Next week we will be brewing an IPA that has a pretty large OG of 1.072. From looking at the Mr. Malty site, that means either a starter or 2.7 smack packs. We did not use a starter on our first two much lower gravity ales and I have a question on the starter I would like to ask.
I have a 2L pyrex cone beaker that I was going to use for the starter. I will be fermenting the wort at about 60-62 degrees and I was wondering should my starter be made at that same temp or at “room temp” (70-72 degrees)? My guess is 60-62, but I wanted to ask the experts.
You can ferment your starter at room temp. The purpose of the starter is grow yeast, no need to ferment it at the same temperature as your batch of beer.
If you are going to settle the yeast and dump the residual wort/beer/liquid, then the temperature does not matter. In fact, the warmer it is, the faster the yeast will grow. However, it sounds like you are fermenting an ale really cold (60-62F), likely to suppress ester formation and make it very clean. If you are going to dump the whole starter in without settling the yeast, then I would definitely make the starter at your ferment temp or even 1-2F cooler.

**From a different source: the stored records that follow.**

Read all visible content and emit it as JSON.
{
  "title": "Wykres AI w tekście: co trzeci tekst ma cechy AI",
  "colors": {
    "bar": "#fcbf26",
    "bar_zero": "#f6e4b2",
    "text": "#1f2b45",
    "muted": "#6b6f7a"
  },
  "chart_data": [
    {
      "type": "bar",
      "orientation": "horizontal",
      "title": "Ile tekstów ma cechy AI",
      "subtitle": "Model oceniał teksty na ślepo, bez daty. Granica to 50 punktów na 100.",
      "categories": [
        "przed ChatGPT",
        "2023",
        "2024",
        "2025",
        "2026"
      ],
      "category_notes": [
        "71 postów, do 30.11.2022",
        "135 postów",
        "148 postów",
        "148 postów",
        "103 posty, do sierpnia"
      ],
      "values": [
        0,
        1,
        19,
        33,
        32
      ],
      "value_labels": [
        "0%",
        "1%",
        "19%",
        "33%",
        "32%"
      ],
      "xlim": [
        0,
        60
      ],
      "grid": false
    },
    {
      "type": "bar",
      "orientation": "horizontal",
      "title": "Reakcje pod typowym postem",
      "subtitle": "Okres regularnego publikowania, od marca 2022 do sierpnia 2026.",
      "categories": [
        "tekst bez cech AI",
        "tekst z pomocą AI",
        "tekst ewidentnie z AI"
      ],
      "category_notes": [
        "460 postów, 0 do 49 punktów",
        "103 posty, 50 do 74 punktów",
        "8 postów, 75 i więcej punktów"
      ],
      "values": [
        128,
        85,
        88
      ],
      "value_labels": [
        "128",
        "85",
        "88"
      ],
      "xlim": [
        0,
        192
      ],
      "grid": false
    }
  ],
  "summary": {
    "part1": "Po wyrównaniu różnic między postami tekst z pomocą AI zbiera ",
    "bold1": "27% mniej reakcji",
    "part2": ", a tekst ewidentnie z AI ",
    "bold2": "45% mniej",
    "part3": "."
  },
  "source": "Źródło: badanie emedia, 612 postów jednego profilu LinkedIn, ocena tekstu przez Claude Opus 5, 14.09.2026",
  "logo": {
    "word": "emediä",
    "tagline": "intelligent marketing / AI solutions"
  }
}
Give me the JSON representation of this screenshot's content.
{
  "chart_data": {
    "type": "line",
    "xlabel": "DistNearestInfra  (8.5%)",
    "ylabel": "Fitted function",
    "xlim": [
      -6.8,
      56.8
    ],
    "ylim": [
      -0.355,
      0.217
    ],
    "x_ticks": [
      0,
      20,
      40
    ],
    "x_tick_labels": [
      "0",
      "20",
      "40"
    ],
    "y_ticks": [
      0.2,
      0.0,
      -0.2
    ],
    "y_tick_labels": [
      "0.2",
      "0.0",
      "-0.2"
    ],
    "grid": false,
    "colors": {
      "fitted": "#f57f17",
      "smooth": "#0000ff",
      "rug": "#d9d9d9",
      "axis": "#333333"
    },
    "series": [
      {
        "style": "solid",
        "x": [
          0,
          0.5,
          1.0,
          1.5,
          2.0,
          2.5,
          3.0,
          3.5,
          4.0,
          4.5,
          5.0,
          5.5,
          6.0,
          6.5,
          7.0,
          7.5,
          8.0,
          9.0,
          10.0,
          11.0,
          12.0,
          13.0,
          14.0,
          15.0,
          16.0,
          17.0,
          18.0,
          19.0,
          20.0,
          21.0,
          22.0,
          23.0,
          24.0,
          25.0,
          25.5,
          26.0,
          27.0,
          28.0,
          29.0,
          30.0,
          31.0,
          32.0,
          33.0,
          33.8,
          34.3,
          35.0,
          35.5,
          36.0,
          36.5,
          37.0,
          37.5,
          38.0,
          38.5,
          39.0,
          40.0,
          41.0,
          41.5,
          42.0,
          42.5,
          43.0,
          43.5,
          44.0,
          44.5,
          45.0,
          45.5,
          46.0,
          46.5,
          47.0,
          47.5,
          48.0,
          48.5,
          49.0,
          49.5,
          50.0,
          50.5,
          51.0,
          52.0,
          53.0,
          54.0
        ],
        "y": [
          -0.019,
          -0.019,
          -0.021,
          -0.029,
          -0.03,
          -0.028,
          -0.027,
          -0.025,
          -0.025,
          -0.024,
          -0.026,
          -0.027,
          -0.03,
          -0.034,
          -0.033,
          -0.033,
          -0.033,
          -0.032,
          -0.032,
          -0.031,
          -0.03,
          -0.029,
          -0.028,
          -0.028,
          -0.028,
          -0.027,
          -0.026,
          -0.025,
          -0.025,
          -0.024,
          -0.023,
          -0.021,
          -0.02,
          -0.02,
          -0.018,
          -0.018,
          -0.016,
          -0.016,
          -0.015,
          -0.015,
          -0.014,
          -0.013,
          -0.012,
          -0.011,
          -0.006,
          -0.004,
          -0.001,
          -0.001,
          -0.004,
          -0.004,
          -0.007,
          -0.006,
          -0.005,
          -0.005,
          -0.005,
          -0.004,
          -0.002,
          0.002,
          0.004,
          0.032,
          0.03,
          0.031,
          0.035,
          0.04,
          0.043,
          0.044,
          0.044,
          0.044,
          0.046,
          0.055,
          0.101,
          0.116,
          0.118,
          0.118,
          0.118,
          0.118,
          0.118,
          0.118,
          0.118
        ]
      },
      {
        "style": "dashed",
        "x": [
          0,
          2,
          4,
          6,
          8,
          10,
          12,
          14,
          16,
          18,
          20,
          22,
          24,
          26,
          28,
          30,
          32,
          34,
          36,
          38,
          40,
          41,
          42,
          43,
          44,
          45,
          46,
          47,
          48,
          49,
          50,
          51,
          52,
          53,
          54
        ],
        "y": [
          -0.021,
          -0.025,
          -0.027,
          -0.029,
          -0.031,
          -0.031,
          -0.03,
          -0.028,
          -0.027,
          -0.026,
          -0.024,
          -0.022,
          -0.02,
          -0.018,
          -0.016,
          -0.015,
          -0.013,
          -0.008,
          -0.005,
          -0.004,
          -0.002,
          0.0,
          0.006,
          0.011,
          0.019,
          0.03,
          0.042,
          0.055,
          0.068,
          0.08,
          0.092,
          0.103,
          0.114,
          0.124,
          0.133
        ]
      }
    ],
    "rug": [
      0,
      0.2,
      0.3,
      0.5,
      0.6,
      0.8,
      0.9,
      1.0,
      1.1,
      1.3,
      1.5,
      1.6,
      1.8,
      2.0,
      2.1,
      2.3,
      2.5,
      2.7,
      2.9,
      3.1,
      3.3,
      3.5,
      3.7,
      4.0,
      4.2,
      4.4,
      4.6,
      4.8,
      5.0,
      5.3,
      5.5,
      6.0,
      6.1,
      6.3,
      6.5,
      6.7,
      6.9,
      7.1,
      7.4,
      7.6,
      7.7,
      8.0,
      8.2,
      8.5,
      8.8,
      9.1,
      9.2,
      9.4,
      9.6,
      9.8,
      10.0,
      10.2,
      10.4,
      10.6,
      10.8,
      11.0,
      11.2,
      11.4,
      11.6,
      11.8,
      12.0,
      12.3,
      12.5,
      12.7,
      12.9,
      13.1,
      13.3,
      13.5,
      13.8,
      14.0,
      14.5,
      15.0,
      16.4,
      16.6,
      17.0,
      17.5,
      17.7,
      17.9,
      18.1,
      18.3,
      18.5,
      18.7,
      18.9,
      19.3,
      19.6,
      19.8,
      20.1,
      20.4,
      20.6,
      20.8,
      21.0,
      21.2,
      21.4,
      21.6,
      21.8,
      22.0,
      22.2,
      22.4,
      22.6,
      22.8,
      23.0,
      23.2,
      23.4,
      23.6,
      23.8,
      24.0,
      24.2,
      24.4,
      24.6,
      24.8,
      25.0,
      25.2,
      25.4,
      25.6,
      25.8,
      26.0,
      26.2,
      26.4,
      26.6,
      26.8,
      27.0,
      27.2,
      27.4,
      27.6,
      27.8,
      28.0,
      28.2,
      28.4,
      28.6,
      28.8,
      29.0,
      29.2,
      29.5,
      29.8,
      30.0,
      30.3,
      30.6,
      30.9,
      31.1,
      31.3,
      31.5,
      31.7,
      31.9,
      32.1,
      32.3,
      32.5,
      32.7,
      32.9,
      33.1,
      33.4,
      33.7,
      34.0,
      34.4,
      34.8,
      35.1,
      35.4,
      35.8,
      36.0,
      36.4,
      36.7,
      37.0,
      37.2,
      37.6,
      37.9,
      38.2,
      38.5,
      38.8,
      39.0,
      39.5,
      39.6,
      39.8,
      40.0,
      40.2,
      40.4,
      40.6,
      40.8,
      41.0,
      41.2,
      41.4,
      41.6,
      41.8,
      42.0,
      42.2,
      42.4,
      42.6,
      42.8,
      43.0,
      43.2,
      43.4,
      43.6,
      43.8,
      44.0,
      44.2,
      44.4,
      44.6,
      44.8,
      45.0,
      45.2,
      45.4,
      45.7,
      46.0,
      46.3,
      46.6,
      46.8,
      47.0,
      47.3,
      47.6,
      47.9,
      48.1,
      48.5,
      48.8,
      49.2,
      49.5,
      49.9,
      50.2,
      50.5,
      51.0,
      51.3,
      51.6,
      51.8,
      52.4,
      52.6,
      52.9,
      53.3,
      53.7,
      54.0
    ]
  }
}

Actually, what I planned on doing was make the yeast starter on a Wednesday/Thursday and brew on Saturday.
So, it sounds like if I plan on doing my starter earlier and give it time to settle and I decant the spent wort, then I can do at room temp. If I plan on doing my starter later and want to pitch while it may still be active a bit, then I would want to do at or lower than my ferm temps…
Since the beer has such a high OG and I will be using the Wyeast Brewers Choice Yeast Nutrient for the first time, I expect a pretty big Krausen, so I will be using a blow-off tube for the first time too…just in case!
I did a one liter starter last night with California ale yeast V. This morning I really don’t seem to have any activity to speak of. How long before I try and start over.